Pour une spé­cial­iste des neu­ro­sciences, qu’est-ce qui est incal­cu­la­ble ?

Pour moi, l’incalculabe, ce sont les inter­ac­tions qui se sont pro­duites dans notre cog­ni­tion depuis notre vie intra-utérine en inter­ac­tion avec notre pat­ri­moine géné­tique, qui ne sont pas ni une addi­tion ni une com­péti­tion, mais une inter­ac­tion qui font de nous ce que nous sommes d’une manière incal­cu­la­ble et qui ridi­culisent nos ten­ta­tives à quan­ti­fi­er l’humain. Que ce soit au niveau de nos com­pé­tences, de nos pris­es de déci­sions ou de nos juge­ments, on les pense rationnels et cal­cu­la­bles, alors qu’ils reposent sur des écarts de pré­dic­tion extrême­ment pré­cis, mais sans avoir d’outils pour les démêler.
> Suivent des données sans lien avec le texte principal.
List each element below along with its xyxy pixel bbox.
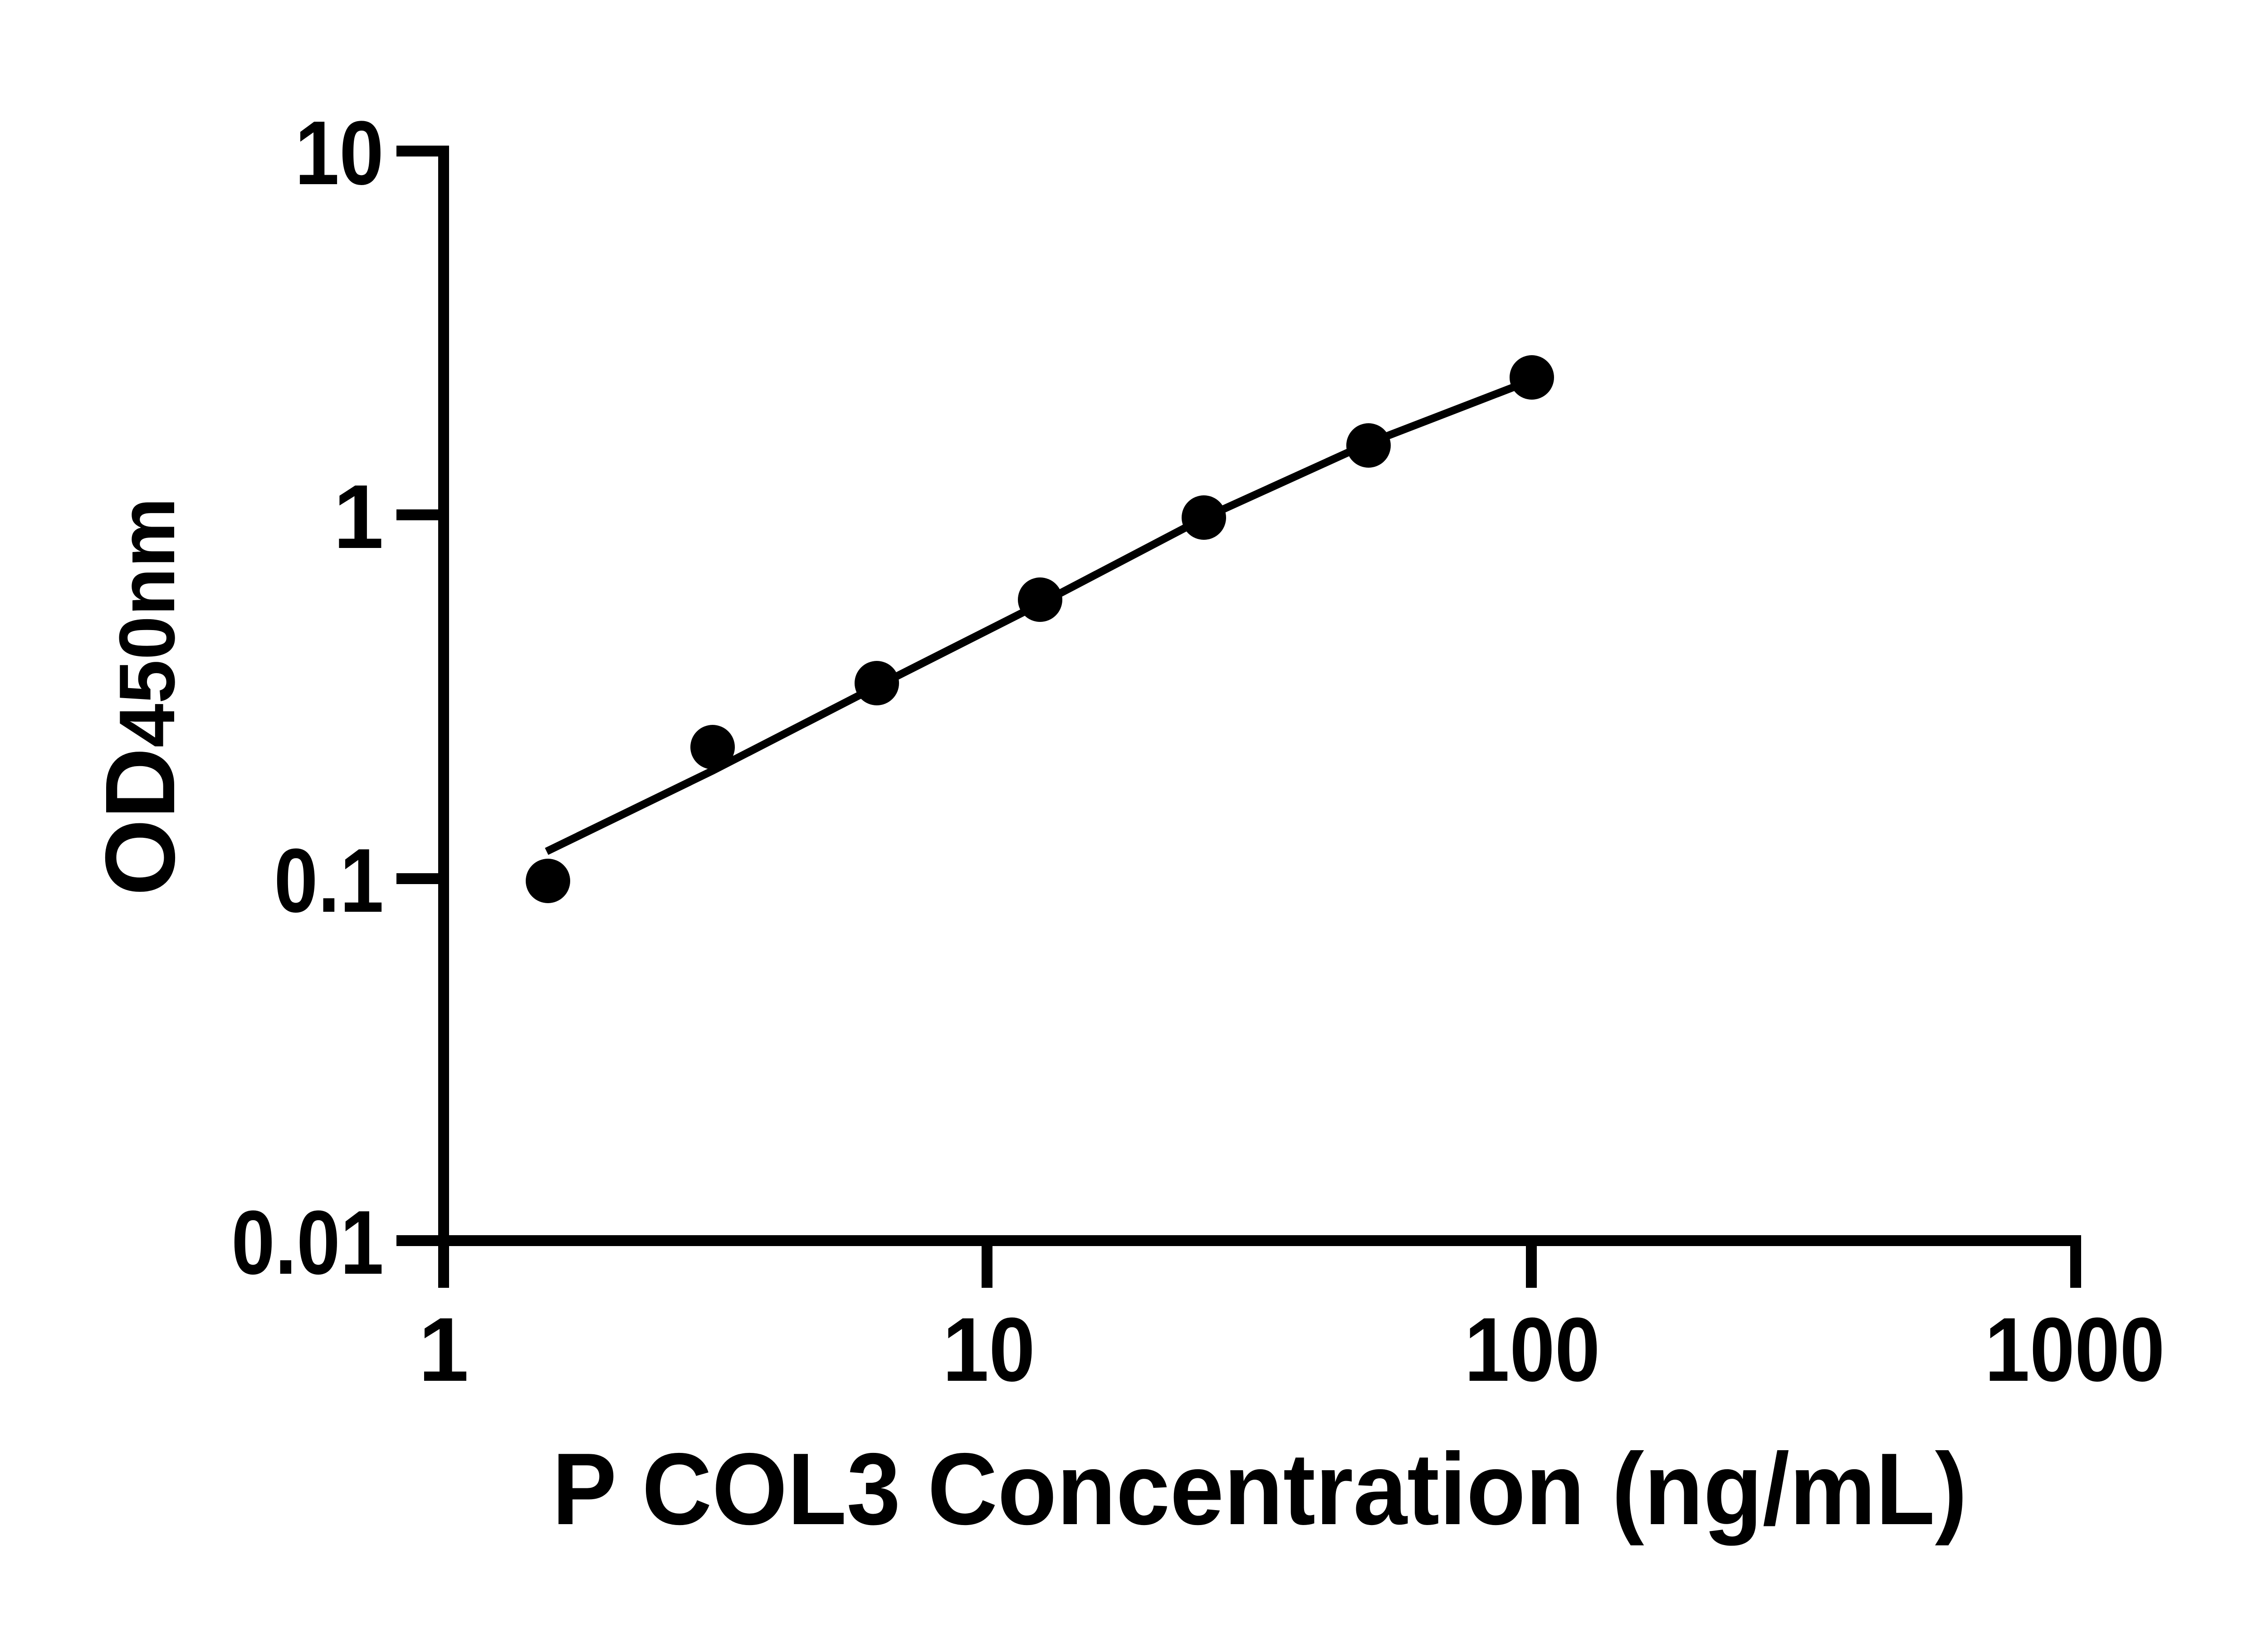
svg-text:0.01: 0.01: [231, 1192, 384, 1293]
svg-text:1000: 1000: [1985, 1299, 2165, 1400]
svg-text:OD450nm: OD450nm: [85, 498, 196, 896]
svg-text:P COL3 Concentration (ng/mL): P COL3 Concentration (ng/mL): [552, 1432, 1967, 1546]
svg-text:0.1: 0.1: [274, 830, 384, 931]
svg-text:1: 1: [418, 1299, 469, 1400]
svg-text:100: 100: [1465, 1299, 1600, 1400]
svg-text:10: 10: [295, 103, 384, 204]
svg-text:1: 1: [333, 466, 384, 567]
svg-text:10: 10: [943, 1299, 1035, 1400]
C’est ce que je défends dans Le mérite est une fic­tion. Quand je vois un résul­tat, je ne peux pas remon­ter aux raisons qui l’expliquent. Le social est incal­cu­la­ble en fait. Les influ­ences de ce qui font de nous ce que nous sommes sont incal­cu­la­bles. Cela nous dit de nous méfi­er de tout ce qu’on appelle tal­ent, per­son­nal­ité… Et cela nous invite enfin à admet­tre une forme d’incertitude con­sti­tu­tive de l’homme.